Architect and “Not So Big House” author Sarah Susanka defined a relationship with “home” that is driven by quality not quantity. This is a timeless message that is often lost in our culture of consumption and growth. The term “bigger is better” means little when it comes to Green Living.
Southern Nevada has no shortage of over-the-top, gated communities filled with ridiculously-sized and often poorly-built homes. These enclaves scattered throughout the valley often feel more like tropical islands than the Mojave Desert. The blatant waste of water and energy almost seems to be a prerequisite, as if reality is a foreign concept that does not apply to those who can afford to trash our precious environmental commons. Actually, that is exactly the case. Some of these “homes” use more energy in a week or two than most of us use in a year. It is perhaps something to think about the next time your child suffers an asthma attack caused in part by the profligate transmutation of coal to electricity.
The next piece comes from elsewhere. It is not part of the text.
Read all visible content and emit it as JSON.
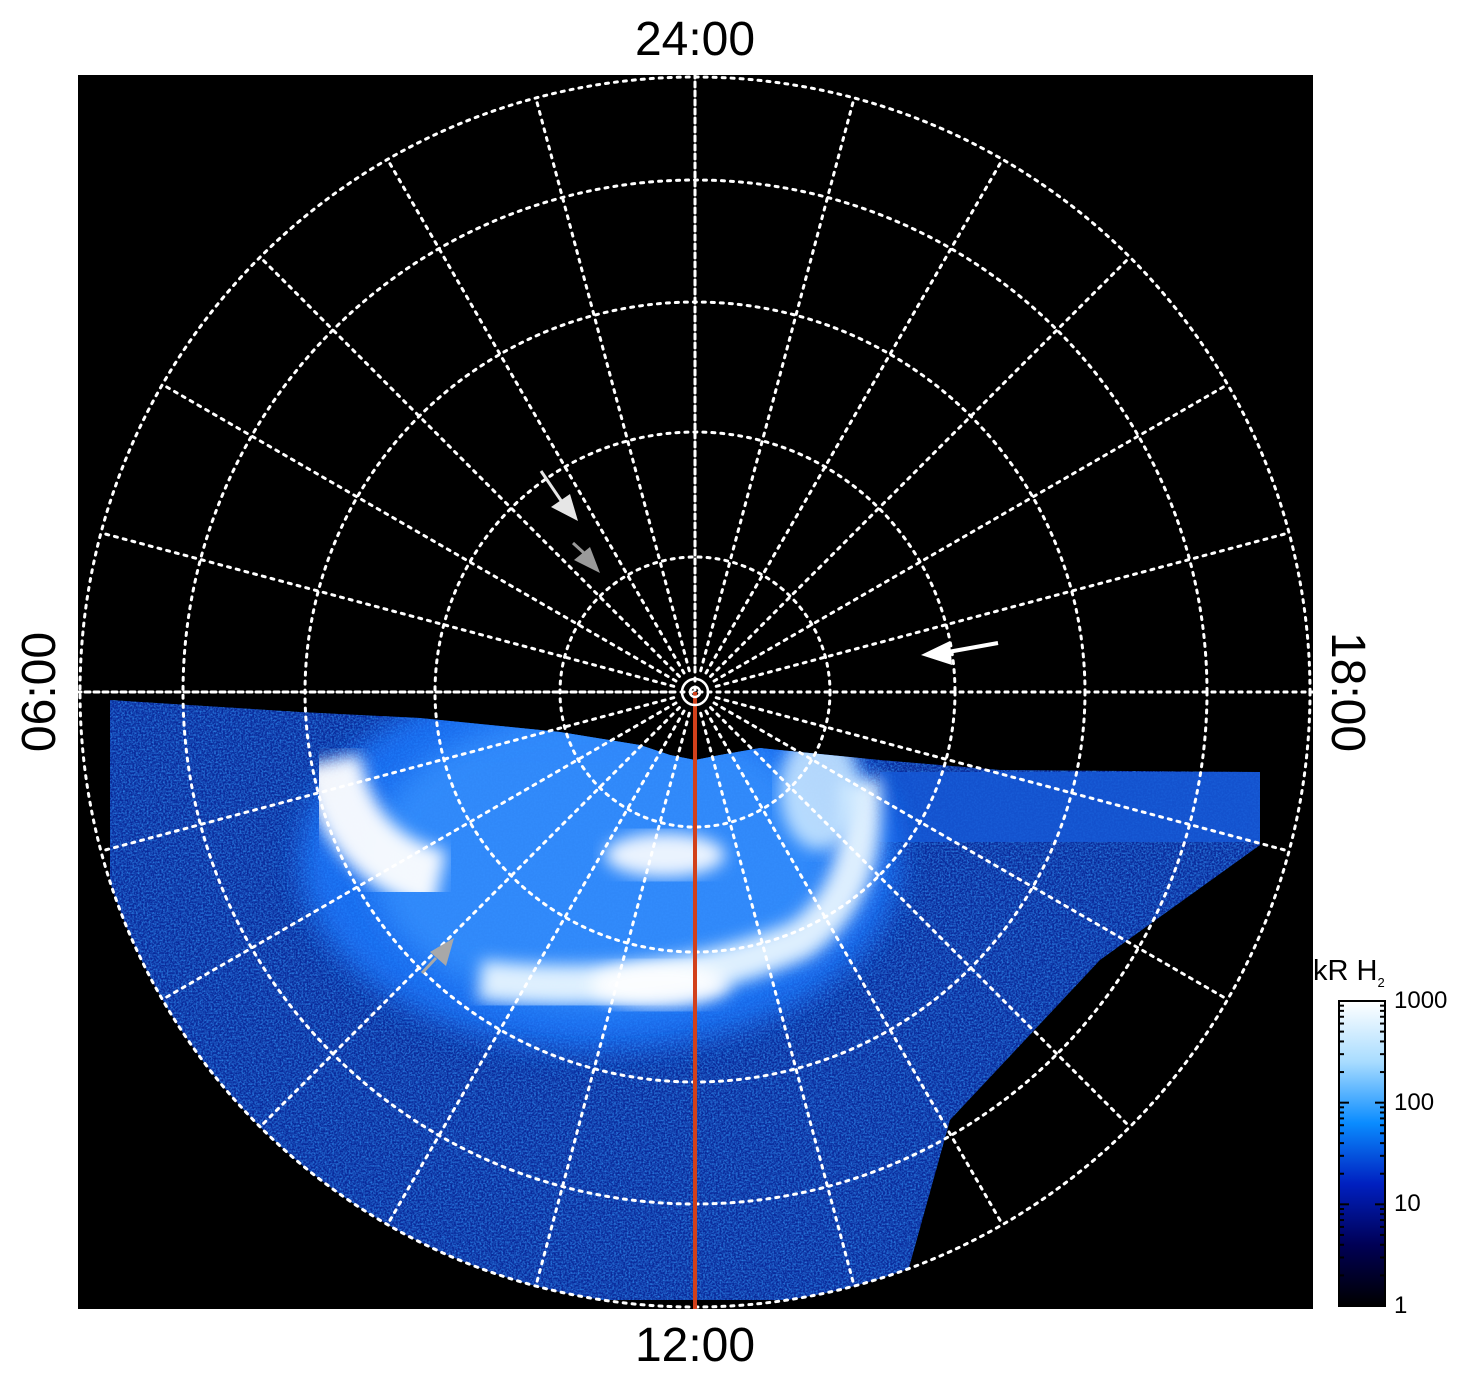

The environmental benefits of a “right-sized” home are substantial and long term, and they are much more socially responsible. First of all, there is the savings in raw materials. Fewer trees are cut, less concrete poured and less fuel is consumed transporting materials to our valley. Those who choose to live in smaller homes can focus more on the things that make life more rich and meaningful. They can spend more time with family and less time cleaning. A compact home built (or remodeled) to good “green building” standards can save the owner tens of thousands of dollars in avoided energy, water, maintenance and even health care costs.
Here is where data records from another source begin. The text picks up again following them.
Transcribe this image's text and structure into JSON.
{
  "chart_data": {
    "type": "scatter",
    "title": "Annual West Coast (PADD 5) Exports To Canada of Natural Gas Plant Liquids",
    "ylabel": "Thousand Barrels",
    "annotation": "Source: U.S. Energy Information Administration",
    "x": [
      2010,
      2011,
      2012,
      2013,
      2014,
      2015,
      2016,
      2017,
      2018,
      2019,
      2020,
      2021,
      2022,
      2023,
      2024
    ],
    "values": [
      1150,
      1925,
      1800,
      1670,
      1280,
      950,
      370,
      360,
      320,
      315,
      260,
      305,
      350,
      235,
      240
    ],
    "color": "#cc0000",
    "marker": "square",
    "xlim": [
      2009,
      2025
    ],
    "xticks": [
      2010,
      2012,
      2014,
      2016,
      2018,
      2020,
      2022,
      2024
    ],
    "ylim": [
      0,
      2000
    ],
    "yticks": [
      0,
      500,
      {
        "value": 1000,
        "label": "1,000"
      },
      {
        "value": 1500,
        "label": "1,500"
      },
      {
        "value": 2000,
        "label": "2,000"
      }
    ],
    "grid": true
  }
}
Older homes are almost always smaller, since the trend has been a steady increase in square footage per family. Restoring an older home using green building methods is a great way to revitalize neighborhoods, improve efficiency and reduce our environmental impact. People with small homes can do amazing things. A small office at home can double as a guest room when needed. If that office actually is “the office,” as is the case with a growing number of creative people, then the green benefits are multiplied. No commuting equals no polluting, plus there’s more time for work – or not – as the case may be.
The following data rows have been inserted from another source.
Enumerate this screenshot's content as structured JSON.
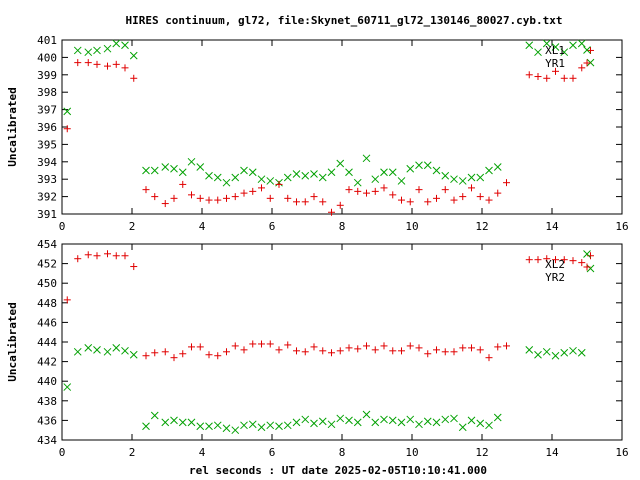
{
  "chart_data": [
    {
      "type": "scatter",
      "title": "HIRES continuum, gl72, file:Skynet_60711_gl72_130146_80027.cyb.txt",
      "xlabel": "",
      "ylabel": "Uncalibrated",
      "xlim": [
        0,
        16
      ],
      "ylim": [
        391,
        401
      ],
      "xticks": [
        "0",
        "2",
        "4",
        "6",
        "8",
        "10",
        "12",
        "14",
        "16"
      ],
      "yticks": [
        "391",
        "392",
        "393",
        "394",
        "395",
        "396",
        "397",
        "398",
        "399",
        "400",
        "401"
      ],
      "legend_position": "top-right",
      "series": [
        {
          "name": "XL1",
          "color": "#00a000",
          "marker": "x",
          "points": [
            [
              0.15,
              396.9
            ],
            [
              0.45,
              400.4
            ],
            [
              0.75,
              400.3
            ],
            [
              1.0,
              400.4
            ],
            [
              1.3,
              400.5
            ],
            [
              1.55,
              400.8
            ],
            [
              1.8,
              400.7
            ],
            [
              2.05,
              400.1
            ],
            [
              2.4,
              393.5
            ],
            [
              2.65,
              393.5
            ],
            [
              2.95,
              393.7
            ],
            [
              3.2,
              393.6
            ],
            [
              3.45,
              393.4
            ],
            [
              3.7,
              394.0
            ],
            [
              3.95,
              393.7
            ],
            [
              4.2,
              393.2
            ],
            [
              4.45,
              393.1
            ],
            [
              4.7,
              392.8
            ],
            [
              4.95,
              393.1
            ],
            [
              5.2,
              393.5
            ],
            [
              5.45,
              393.4
            ],
            [
              5.7,
              393.0
            ],
            [
              5.95,
              392.9
            ],
            [
              6.2,
              392.8
            ],
            [
              6.45,
              393.1
            ],
            [
              6.7,
              393.3
            ],
            [
              6.95,
              393.2
            ],
            [
              7.2,
              393.3
            ],
            [
              7.45,
              393.1
            ],
            [
              7.7,
              393.4
            ],
            [
              7.95,
              393.9
            ],
            [
              8.2,
              393.4
            ],
            [
              8.45,
              392.8
            ],
            [
              8.7,
              394.2
            ],
            [
              8.95,
              393.0
            ],
            [
              9.2,
              393.4
            ],
            [
              9.45,
              393.4
            ],
            [
              9.7,
              392.9
            ],
            [
              9.95,
              393.6
            ],
            [
              10.2,
              393.8
            ],
            [
              10.45,
              393.8
            ],
            [
              10.7,
              393.5
            ],
            [
              10.95,
              393.2
            ],
            [
              11.2,
              393.0
            ],
            [
              11.45,
              392.9
            ],
            [
              11.7,
              393.1
            ],
            [
              11.95,
              393.1
            ],
            [
              12.2,
              393.5
            ],
            [
              12.45,
              393.7
            ],
            [
              13.35,
              400.7
            ],
            [
              13.6,
              400.3
            ],
            [
              13.85,
              400.8
            ],
            [
              14.1,
              400.6
            ],
            [
              14.35,
              400.3
            ],
            [
              14.6,
              400.7
            ],
            [
              14.85,
              400.8
            ],
            [
              15.1,
              399.7
            ]
          ]
        },
        {
          "name": "YR1",
          "color": "#e00000",
          "marker": "+",
          "points": [
            [
              0.15,
              395.9
            ],
            [
              0.45,
              399.7
            ],
            [
              0.75,
              399.7
            ],
            [
              1.0,
              399.6
            ],
            [
              1.3,
              399.5
            ],
            [
              1.55,
              399.6
            ],
            [
              1.8,
              399.4
            ],
            [
              2.05,
              398.8
            ],
            [
              2.4,
              392.4
            ],
            [
              2.65,
              392.0
            ],
            [
              2.95,
              391.6
            ],
            [
              3.2,
              391.9
            ],
            [
              3.45,
              392.7
            ],
            [
              3.7,
              392.1
            ],
            [
              3.95,
              391.9
            ],
            [
              4.2,
              391.8
            ],
            [
              4.45,
              391.8
            ],
            [
              4.7,
              391.9
            ],
            [
              4.95,
              392.0
            ],
            [
              5.2,
              392.2
            ],
            [
              5.45,
              392.3
            ],
            [
              5.7,
              392.5
            ],
            [
              5.95,
              391.9
            ],
            [
              6.2,
              392.7
            ],
            [
              6.45,
              391.9
            ],
            [
              6.7,
              391.7
            ],
            [
              6.95,
              391.7
            ],
            [
              7.2,
              392.0
            ],
            [
              7.45,
              391.7
            ],
            [
              7.7,
              391.1
            ],
            [
              7.95,
              391.5
            ],
            [
              8.2,
              392.4
            ],
            [
              8.45,
              392.3
            ],
            [
              8.7,
              392.2
            ],
            [
              8.95,
              392.3
            ],
            [
              9.2,
              392.5
            ],
            [
              9.45,
              392.1
            ],
            [
              9.7,
              391.8
            ],
            [
              9.95,
              391.7
            ],
            [
              10.2,
              392.4
            ],
            [
              10.45,
              391.7
            ],
            [
              10.7,
              391.9
            ],
            [
              10.95,
              392.4
            ],
            [
              11.2,
              391.8
            ],
            [
              11.45,
              392.0
            ],
            [
              11.7,
              392.5
            ],
            [
              11.95,
              392.0
            ],
            [
              12.2,
              391.8
            ],
            [
              12.45,
              392.2
            ],
            [
              12.7,
              392.8
            ],
            [
              13.35,
              399.0
            ],
            [
              13.6,
              398.9
            ],
            [
              13.85,
              398.8
            ],
            [
              14.1,
              399.2
            ],
            [
              14.35,
              398.8
            ],
            [
              14.6,
              398.8
            ],
            [
              14.85,
              399.4
            ],
            [
              15.1,
              400.4
            ]
          ]
        }
      ]
    },
    {
      "type": "scatter",
      "title": "",
      "xlabel": "rel seconds : UT date 2025-02-05T10:10:41.000",
      "ylabel": "Uncalibrated",
      "xlim": [
        0,
        16
      ],
      "ylim": [
        434,
        454
      ],
      "xticks": [
        "0",
        "2",
        "4",
        "6",
        "8",
        "10",
        "12",
        "14",
        "16"
      ],
      "yticks": [
        "434",
        "436",
        "438",
        "440",
        "442",
        "444",
        "446",
        "448",
        "450",
        "452",
        "454"
      ],
      "legend_position": "top-right",
      "series": [
        {
          "name": "XL2",
          "color": "#00a000",
          "marker": "x",
          "points": [
            [
              0.15,
              439.4
            ],
            [
              0.45,
              443.0
            ],
            [
              0.75,
              443.4
            ],
            [
              1.0,
              443.2
            ],
            [
              1.3,
              443.0
            ],
            [
              1.55,
              443.4
            ],
            [
              1.8,
              443.1
            ],
            [
              2.05,
              442.7
            ],
            [
              2.4,
              435.4
            ],
            [
              2.65,
              436.5
            ],
            [
              2.95,
              435.8
            ],
            [
              3.2,
              436.0
            ],
            [
              3.45,
              435.8
            ],
            [
              3.7,
              435.8
            ],
            [
              3.95,
              435.4
            ],
            [
              4.2,
              435.4
            ],
            [
              4.45,
              435.5
            ],
            [
              4.7,
              435.2
            ],
            [
              4.95,
              435.0
            ],
            [
              5.2,
              435.5
            ],
            [
              5.45,
              435.6
            ],
            [
              5.7,
              435.3
            ],
            [
              5.95,
              435.5
            ],
            [
              6.2,
              435.4
            ],
            [
              6.45,
              435.5
            ],
            [
              6.7,
              435.8
            ],
            [
              6.95,
              436.1
            ],
            [
              7.2,
              435.7
            ],
            [
              7.45,
              435.9
            ],
            [
              7.7,
              435.6
            ],
            [
              7.95,
              436.2
            ],
            [
              8.2,
              436.0
            ],
            [
              8.45,
              435.8
            ],
            [
              8.7,
              436.6
            ],
            [
              8.95,
              435.8
            ],
            [
              9.2,
              436.1
            ],
            [
              9.45,
              436.0
            ],
            [
              9.7,
              435.8
            ],
            [
              9.95,
              436.1
            ],
            [
              10.2,
              435.6
            ],
            [
              10.45,
              435.9
            ],
            [
              10.7,
              435.8
            ],
            [
              10.95,
              436.1
            ],
            [
              11.2,
              436.2
            ],
            [
              11.45,
              435.3
            ],
            [
              11.7,
              436.0
            ],
            [
              11.95,
              435.7
            ],
            [
              12.2,
              435.5
            ],
            [
              12.45,
              436.3
            ],
            [
              13.35,
              443.2
            ],
            [
              13.6,
              442.7
            ],
            [
              13.85,
              443.0
            ],
            [
              14.1,
              442.6
            ],
            [
              14.35,
              442.9
            ],
            [
              14.6,
              443.1
            ],
            [
              14.85,
              442.9
            ],
            [
              15.1,
              451.5
            ]
          ]
        },
        {
          "name": "YR2",
          "color": "#e00000",
          "marker": "+",
          "points": [
            [
              0.15,
              448.3
            ],
            [
              0.45,
              452.5
            ],
            [
              0.75,
              452.9
            ],
            [
              1.0,
              452.8
            ],
            [
              1.3,
              453.0
            ],
            [
              1.55,
              452.8
            ],
            [
              1.8,
              452.8
            ],
            [
              2.05,
              451.7
            ],
            [
              2.4,
              442.6
            ],
            [
              2.65,
              442.9
            ],
            [
              2.95,
              443.0
            ],
            [
              3.2,
              442.4
            ],
            [
              3.45,
              442.8
            ],
            [
              3.7,
              443.5
            ],
            [
              3.95,
              443.5
            ],
            [
              4.2,
              442.7
            ],
            [
              4.45,
              442.6
            ],
            [
              4.7,
              443.0
            ],
            [
              4.95,
              443.6
            ],
            [
              5.2,
              443.2
            ],
            [
              5.45,
              443.8
            ],
            [
              5.7,
              443.8
            ],
            [
              5.95,
              443.8
            ],
            [
              6.2,
              443.2
            ],
            [
              6.45,
              443.7
            ],
            [
              6.7,
              443.1
            ],
            [
              6.95,
              443.0
            ],
            [
              7.2,
              443.5
            ],
            [
              7.45,
              443.1
            ],
            [
              7.7,
              442.9
            ],
            [
              7.95,
              443.1
            ],
            [
              8.2,
              443.4
            ],
            [
              8.45,
              443.3
            ],
            [
              8.7,
              443.6
            ],
            [
              8.95,
              443.2
            ],
            [
              9.2,
              443.6
            ],
            [
              9.45,
              443.1
            ],
            [
              9.7,
              443.1
            ],
            [
              9.95,
              443.6
            ],
            [
              10.2,
              443.4
            ],
            [
              10.45,
              442.8
            ],
            [
              10.7,
              443.2
            ],
            [
              10.95,
              443.0
            ],
            [
              11.2,
              443.0
            ],
            [
              11.45,
              443.4
            ],
            [
              11.7,
              443.4
            ],
            [
              11.95,
              443.2
            ],
            [
              12.2,
              442.4
            ],
            [
              12.45,
              443.5
            ],
            [
              12.7,
              443.6
            ],
            [
              13.35,
              452.4
            ],
            [
              13.6,
              452.4
            ],
            [
              13.85,
              452.5
            ],
            [
              14.1,
              452.4
            ],
            [
              14.35,
              452.4
            ],
            [
              14.6,
              452.3
            ],
            [
              14.85,
              452.1
            ],
            [
              15.1,
              452.8
            ]
          ]
        }
      ]
    }
  ]
}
A new story is necessary to define our lives and the role we play in society. There are so many of us sharing the earth that our collective impact is enormous. We can redefine what is of true value and embrace the benefits of living in “not so big” houses, even for those with fewer financial limits. Our new story can include choosing quality over quantity, richness of detail over square footage, and long term environmental health over the short term “status” of living in a “McMansion.”
Living beyond the sustainable capacity of our planet has become a personal and societal liability. Just like smoking cigarettes, it is no longer cool, acceptable, smart or healthy. Green Living is about choosing wisely with clarity and consciousness. The joy of living within our environmental means is something we should all strive for. A life well-lived, in a cozy home that is just the right size, is one way to get there.